Right on the tail of last weekend’s storm, the Merrimack Valley was bombarded by another 71/2 inches of snow yesterday.
So much fell in North Andover that the Joseph Hermann N. Hermann Youth Center, a popular place for young people who are enjoying the week off from school, shut down at 3 p.m. The snow fell so quickly that the new skating rink adjacent to the center was knocked out of action.
Thanks to the February break, schools dodged yet another snow day yesterday. Haverhill Superintendent James Scully said the beginning of yesterday’s storm was difficult to pinpoint.
With many roads still slippery from last Thursday’s storm, it’s likely he would have canceled again yesterday had school been in session, he said. As of now, the last day of school in Haverhill is scheduled for June 18.
“I think we would have called it off yesterday, although the forecasts changed overnight,” Scully said.
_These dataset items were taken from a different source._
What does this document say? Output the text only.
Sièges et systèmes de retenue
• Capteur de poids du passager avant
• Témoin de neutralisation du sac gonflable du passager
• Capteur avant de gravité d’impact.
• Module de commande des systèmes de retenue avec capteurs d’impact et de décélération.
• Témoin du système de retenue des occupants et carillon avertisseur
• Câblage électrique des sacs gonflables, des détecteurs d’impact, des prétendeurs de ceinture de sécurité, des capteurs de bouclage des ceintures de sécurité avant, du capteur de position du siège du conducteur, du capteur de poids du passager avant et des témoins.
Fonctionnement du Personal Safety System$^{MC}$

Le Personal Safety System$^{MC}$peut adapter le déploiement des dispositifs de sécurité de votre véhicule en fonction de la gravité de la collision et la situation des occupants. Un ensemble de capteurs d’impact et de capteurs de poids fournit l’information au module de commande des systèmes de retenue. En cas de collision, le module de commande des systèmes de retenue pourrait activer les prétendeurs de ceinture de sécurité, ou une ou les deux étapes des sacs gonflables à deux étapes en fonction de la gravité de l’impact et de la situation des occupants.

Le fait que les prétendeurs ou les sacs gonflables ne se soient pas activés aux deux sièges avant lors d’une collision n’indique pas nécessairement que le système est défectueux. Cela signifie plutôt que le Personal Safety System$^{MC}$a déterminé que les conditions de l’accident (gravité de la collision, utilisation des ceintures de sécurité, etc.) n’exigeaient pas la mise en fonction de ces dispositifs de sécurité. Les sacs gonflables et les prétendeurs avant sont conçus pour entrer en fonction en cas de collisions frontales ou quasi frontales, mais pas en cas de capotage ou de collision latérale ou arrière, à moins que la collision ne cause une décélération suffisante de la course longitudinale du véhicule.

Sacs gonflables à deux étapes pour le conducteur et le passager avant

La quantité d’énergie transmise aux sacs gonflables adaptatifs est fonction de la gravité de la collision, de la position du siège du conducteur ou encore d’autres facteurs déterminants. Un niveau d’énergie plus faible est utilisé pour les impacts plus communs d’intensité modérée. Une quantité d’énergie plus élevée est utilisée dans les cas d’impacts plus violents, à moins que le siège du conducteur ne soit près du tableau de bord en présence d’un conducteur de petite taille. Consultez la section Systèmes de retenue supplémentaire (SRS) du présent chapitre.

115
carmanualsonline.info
David Van Dam, Mayor James Fiorentini’s chief of staff, said the city — like many others in the Merrimack Valley — has already exhausted the roughly $423,000 it set aside in its annual snow and ice account, one of the few places where communities are allowed by state law to run a deficit.
The money is made up in the following fiscal year, which begins July 1. Van Dam said that during the last 10 years, the city has spent an average of about $1.1 million each year on plowing, sanding and salting.
Haverhill police said slippery roads contributed to a rash of both accidents and vehicles sliding off the road. By 11 a.m., police had responded to seven reports and by 2:45 p.m. the number was up to a dozen, including a few reports of disabled vehicles.
North Andover police reported several incidents of minor accidents and cars sliding off the road, according to Lt. Charles Gray. Lawrence interim police Chief James Fitzpatrick said his city experienced a few “slipping and sliding” accidents but there were no serious injuries.